Em uma mensagem nas redes sociais, o chefe da Aliança Atlântica destacou que acolhe “com satisfação” o Plano de Investimento em Defesa britânico, argumentando que “uma defesa britânica mais forte” torna toda a OTAN mais segura.
“Este é um passo positivo rumo ao cumprimento da meta de 3,5% do PIB em defesa acordada em Haia no ano passado. Os gastos com defesa e a produção serão um ponto importante da cúpula da OTAN na próxima semana”, acrescentou, referindo-se ao encontro que reunirá, na próxima semana, chefes de Estado e de Governo da Aliança na capital da Turquia, Ancara.

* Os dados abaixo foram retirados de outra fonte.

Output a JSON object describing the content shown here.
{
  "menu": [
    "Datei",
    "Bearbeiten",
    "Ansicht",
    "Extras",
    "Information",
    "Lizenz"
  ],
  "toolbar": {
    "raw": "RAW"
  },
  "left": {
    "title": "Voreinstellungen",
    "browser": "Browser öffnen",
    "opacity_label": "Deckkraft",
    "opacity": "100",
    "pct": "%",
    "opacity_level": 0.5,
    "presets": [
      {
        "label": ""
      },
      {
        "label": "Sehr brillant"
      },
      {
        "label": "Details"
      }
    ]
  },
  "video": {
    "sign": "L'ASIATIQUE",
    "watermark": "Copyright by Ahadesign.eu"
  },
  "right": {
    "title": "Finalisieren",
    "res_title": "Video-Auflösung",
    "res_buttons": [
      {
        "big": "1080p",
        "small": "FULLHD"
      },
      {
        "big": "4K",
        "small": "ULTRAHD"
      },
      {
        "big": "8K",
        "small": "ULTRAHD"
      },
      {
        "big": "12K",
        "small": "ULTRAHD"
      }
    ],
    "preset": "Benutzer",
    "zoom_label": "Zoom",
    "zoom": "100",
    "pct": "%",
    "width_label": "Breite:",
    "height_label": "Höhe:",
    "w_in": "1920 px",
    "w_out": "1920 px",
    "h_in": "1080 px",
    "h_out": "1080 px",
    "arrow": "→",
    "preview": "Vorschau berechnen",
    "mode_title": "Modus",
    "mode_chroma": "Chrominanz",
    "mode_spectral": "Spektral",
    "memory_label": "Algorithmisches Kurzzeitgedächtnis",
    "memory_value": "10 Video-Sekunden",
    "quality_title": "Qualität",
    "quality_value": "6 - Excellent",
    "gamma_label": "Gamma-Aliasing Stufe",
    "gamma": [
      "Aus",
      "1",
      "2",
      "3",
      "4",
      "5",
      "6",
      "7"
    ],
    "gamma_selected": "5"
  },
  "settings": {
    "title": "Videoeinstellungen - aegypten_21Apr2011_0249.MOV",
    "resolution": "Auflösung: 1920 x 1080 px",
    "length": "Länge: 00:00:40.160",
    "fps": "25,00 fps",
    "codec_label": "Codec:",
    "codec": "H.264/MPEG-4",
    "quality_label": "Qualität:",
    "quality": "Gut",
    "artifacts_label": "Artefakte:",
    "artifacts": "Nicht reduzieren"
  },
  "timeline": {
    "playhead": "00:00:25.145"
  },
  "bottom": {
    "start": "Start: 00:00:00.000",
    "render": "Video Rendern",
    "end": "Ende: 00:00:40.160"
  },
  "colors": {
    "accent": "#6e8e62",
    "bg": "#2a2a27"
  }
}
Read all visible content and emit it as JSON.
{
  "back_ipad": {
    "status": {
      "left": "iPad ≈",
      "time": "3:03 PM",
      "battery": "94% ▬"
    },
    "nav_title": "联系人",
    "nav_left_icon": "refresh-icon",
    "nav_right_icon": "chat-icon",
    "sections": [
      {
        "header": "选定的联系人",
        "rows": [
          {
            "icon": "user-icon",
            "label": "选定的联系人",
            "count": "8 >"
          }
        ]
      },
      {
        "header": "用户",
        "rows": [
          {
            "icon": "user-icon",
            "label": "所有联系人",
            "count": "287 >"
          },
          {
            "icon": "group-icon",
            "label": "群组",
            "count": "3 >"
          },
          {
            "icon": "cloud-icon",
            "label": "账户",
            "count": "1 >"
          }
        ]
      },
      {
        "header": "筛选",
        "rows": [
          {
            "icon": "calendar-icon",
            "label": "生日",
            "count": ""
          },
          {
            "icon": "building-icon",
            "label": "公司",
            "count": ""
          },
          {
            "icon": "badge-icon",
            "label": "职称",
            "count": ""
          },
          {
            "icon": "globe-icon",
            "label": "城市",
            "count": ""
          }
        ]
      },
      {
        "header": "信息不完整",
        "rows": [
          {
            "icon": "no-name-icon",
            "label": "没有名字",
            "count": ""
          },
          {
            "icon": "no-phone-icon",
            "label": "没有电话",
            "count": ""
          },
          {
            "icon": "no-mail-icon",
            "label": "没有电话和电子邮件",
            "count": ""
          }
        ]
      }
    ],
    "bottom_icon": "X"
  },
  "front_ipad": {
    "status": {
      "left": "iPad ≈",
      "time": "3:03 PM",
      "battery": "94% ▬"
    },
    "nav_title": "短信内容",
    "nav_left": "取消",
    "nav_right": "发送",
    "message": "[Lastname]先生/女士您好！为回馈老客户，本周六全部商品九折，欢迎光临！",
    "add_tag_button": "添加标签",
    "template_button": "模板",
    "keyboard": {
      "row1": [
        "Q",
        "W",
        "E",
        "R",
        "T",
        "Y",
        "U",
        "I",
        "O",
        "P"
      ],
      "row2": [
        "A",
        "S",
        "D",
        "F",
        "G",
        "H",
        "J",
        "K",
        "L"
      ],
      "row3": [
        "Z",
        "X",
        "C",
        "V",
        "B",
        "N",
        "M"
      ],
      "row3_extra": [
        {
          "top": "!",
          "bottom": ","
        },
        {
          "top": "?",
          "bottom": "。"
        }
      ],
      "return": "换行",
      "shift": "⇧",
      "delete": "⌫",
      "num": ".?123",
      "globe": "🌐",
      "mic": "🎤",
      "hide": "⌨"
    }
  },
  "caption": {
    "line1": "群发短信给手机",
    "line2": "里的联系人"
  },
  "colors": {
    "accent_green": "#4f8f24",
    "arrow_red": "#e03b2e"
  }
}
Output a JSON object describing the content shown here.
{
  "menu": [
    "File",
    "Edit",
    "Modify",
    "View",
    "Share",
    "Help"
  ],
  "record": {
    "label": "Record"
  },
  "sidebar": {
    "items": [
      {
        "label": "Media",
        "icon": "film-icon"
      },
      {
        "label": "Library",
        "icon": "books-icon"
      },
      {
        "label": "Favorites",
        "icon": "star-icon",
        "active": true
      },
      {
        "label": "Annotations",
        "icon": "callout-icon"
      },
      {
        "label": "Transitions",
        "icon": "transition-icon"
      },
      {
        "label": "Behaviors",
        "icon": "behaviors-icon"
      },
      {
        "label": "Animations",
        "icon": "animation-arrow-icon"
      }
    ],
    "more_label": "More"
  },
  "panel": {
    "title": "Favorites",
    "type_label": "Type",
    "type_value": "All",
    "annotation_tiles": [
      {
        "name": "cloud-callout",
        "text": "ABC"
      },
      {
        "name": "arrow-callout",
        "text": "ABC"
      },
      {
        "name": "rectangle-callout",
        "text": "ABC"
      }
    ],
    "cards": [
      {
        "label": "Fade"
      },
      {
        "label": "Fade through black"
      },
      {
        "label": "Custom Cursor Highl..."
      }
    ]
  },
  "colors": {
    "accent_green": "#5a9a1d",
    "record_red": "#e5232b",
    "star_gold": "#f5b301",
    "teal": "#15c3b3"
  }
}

Nesta segunda-feira, Rutte e Starmer mantiveram uma reunião em Downing Street, na qual ambos discutiram as prioridades da Cúpula da OTAN em Ancara e “a importância de aumentar os gastos com defesa, produção e inovação”, bem como de oferecer um apoio “firme e sustentado” à Ucrânia.
MAIS 17.000 MILHÕES DE EUROS EM DEFESA
Nesse sentido, o primeiro-ministro britânico apresentou nesta terça-feira o tão aguardado plano de gastos militares, com o qual espera elevar em mais de 15.000 milhões de libras (mais de 17.000 milhões de euros) os gastos com defesa, levando o Reino Unido a atingir 4,2% do PIB em investimentos militares, próximo aos 5% comprometidos no ano passado na cúpula da OTAN.
O plano de Starmer, que deixará o cargo no verão após anunciar sua renúncia, pressionado por tensões internas no Partido Trabalhista, representará 300.000 milhões de libras (cerca de 348.290 milhões de euros) nos próximos quatro anos em gastos para apoiar as Forças Armadas e reforçar a segurança nacional.
Isso significará que os gastos estritamente militares atingirão 2,7% do PIB em 2029 e permitirão chegar a 3% na próxima legislatura. Somando as rubricas de infraestruturas críticas, indústria de defesa e segurança energética que a OTAN contabiliza dentro da nova meta aliada, o esforço total britânico ascenderia a 4,2% do PIB.
Vale lembrar que o compromisso alcançado pelos aliados na cúpula da OTAN em Haia estabelece que os países deverão destinar 5% do PIB à defesa até 2035, uma meta que se divide em 3,5% de gastos militares puros e 1,5% em investimentos relacionados à segurança.
O primeiro-ministro cessante do Reino Unido apresentou o plano em um evento no qual revelou um programa que seu governo pretendia lançar antes da cúpula de líderes da OTAN em Ancara, na próxima semana, e que vem precedido de polêmica devido às divergências com o ex-ministro da Defesa John Healy, que o levaram a apresentar sua renúncia.